The above service-oriented topic namespace is one option. Consider an object-oriented topic namespace where the objects are things like users, packages, builds, updates, tests, tickets, and composes. Having bodhi subscribe to org.fedoraproject.object.tickets and org.fedoraproject.object.builds leaves us less tied down to the current implementation of the rest of the infrastructure. We could replace bugzilla with pivotal and bodhi would never know the difference - a ticket is a ticket.

That would be nice; but there are too many objects in Fedora Infrastructure that would step on each other. For instance, Koji tags packages and Tagger tags packages; these two are very different things. Koji and Tagger cannot both emit events over org.fedoraproject.package.tag.* without widespread misery.

Consequently, our namespace follows a service-oriented pattern.

The scheme

Event topics will follow the rule:

org.fedoraproject.ENV.CATEGORY.OBJECT[.SUBOBJECT].EVENT

Where:

  • ENV is one of dev, stg, or production.
  • CATEGORY is the name of the service emitting the message – something like koji, bodhi, or fedoratagger
  • OBJECT is something like package, user, or tag
  • SUBOBJECT is something like owner or build (in the case where OBJECT is package, for instance)
  • EVENT is a verb like update, create, or complete.

All ‘fields’ in a topic should:

  • Be singular (Use package, not packages)
  • Use existing fields as much as possible (since complete is already used by other topics, use that instead of using finished).

Furthermore, the body of messages will contain the following envelope:

  • A topic field indicating the topic of the message.
  • A timestamp indicating the seconds since the epoch when the message was published.
  • A msg_id bearing a unique value distinguishing the message.
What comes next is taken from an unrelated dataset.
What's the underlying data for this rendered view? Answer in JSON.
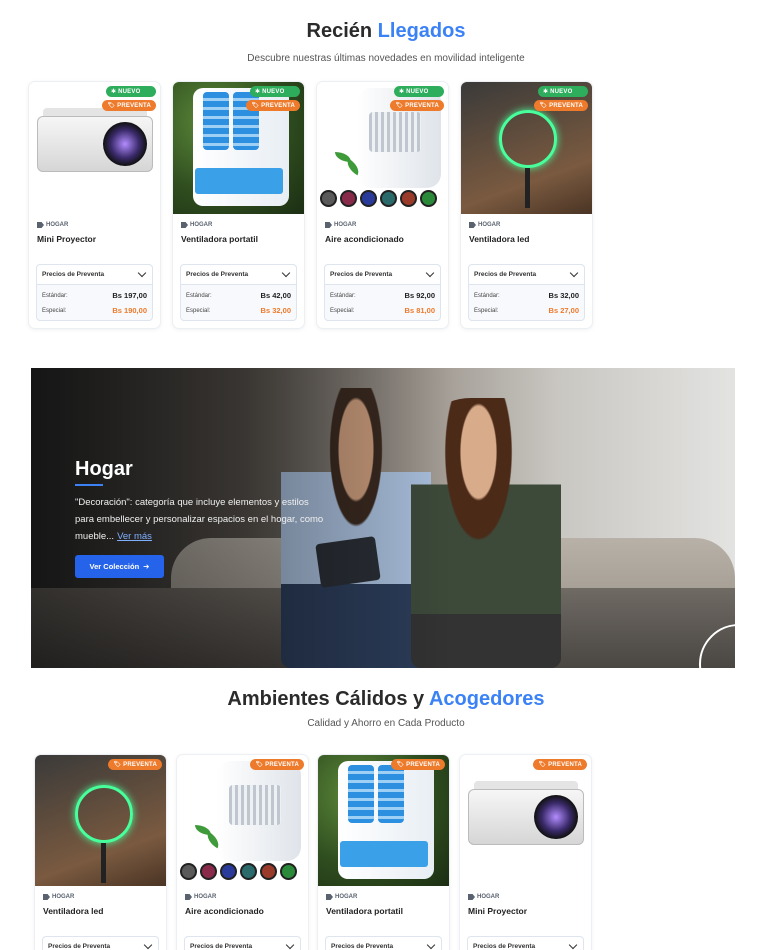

It is typically of the form <YEAR>-<UUID>. These can be used to uniquely query for messages in the datagrepper web services.
  • A crypto field indicating if the message is signed with the X509 method or the gpg method.
  • A i field indicating the sequence of the message if it comes from a permanent service.
  • A username field indicating the username of the process that published the message (sometimes, apache or fedmsg or something else).
  • Lastly, the application-specific body of the message will be contained in a nested msg dictionary.